There is no doubt that environmental, social and governance (ESG) investments will be the dominant theme of the financial sector and markets over the next decade. About one-third of all assets under management, or $35 trillion of assets under management worldwide, use some form of sustainable investment strategy.
Granular data are becoming essential to capture the diverse needs of an expanding investor and financial base. Moreover, today's ESG investors are far from uniform and there is a growing need for data and analysis that address both “value” and embedding ESG 'values'.
ESG data are strongly recognized as critical assets for financial institutions and for the banking sector and Synesgy as a global digital platform allows to:
- Collect ESG data in a granular way.
- Understand their criticality as they will become the new protagonists in strategic and business model decisions as well as reputation on the market.
- Adapt business plans to ESG criteria especially in relation to credit risk policies. These plans must clearly outline a roadmap with verifiable milestones and describe a solid implementation and monitoring process.
Synesgy’s methodology follows the guidelines that policy makers worldwide are recommending in building the regulatory architecture to ease sustainable finance’s growth and development.
For example, according to the Principles for Responsible Investment, there are more than 750 policy tools and guidelines related to sustainable finance in place today – up from just 320 in 2012.
Many of these policy initiatives – from the EU’s Sustainable Finance Disclosure Regulation to alignment with recommendations from the Task Force on Climate-Related Financial Disclosures – mean that market participants need increasingly holistic datasets and key sustainability performance indicators to meet evolving regulatory requirements.
Additionally, it is to mention also the increasing importance of stakeholder management in explaining why double materiality is taking root for the disclosure and reporting of financial institutions – not only with policymakers but also among investors.

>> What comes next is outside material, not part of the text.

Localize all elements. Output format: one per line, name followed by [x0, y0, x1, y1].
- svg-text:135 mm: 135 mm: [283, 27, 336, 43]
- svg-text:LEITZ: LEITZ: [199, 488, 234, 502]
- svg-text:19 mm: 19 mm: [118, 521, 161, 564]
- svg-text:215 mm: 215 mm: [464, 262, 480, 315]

Certainly, a double materiality perspective captures the dynamic nature of materiality: sustainability issues today may evolve into financially material risks tomorrow.
To achieve the issues contained in the double materiality approach, regarding to both financial and sustainability aspects that financial institutions have to disclose, it is fundamental taking into account the guidelines emanated by the European Central Bank (ECB) in the thematic review into banks’ strategies and their governance and risk management frameworks, examining whether banks adequately identify and manage climate risks as well as environmental risks.
In fact the ECB set of the milestones for all Banks, plans to:
- by March 2023: to define a comprehensive materiality assessment of the impact of climate and environmental risks on their activities;
- by the end of March 2023: to define the inclusion of climate and environmental risks in their governance, strategy and risk management;
- by the end of 2024: to define the inclusion of climate and environmental risks integrated into stress testing frameworks.
In order to meet the above mentioned achievements, Synesgy is the right tool to align the regulatory frameworks and to assess the ESG performances of financial institutions portfolios and investments.
Through the ESG evaluation and the assessment provided by Synesgy, banks and financial institutions in general can easily address concrete and tangible benefits for each ESG pillar, as explained below.
- Measuring Carbon Footprint portolios;
- Monitoring climate-related impacts.
- Reporting of subsidiaries’ social impacts;
- Enhancing suppliers’ sustainable culture.
- Enhancing governance policies disclosure;
- Reporting systemic risk management.
Concluding, it is worthed to say that it is widely recognized the growing recognition that companies and investors should support for a fair and just transition for workers and communities as they mobilise capital to realise critical climate objectives over the next decade.
This means that topics including responsible company re-organisation, career development and retraining, and community relations will be critical components as companies look to decarbonise their business models and balance sheets.
It is also believed that ESG assessments on companies should speak to more than just their ability to manage ESG-driven financial risks: to address this purpose Synesgy is the tool that allows to capture how financial companies are generating value that extends beyond shareholders to diverse stakeholder communities and the environment itself.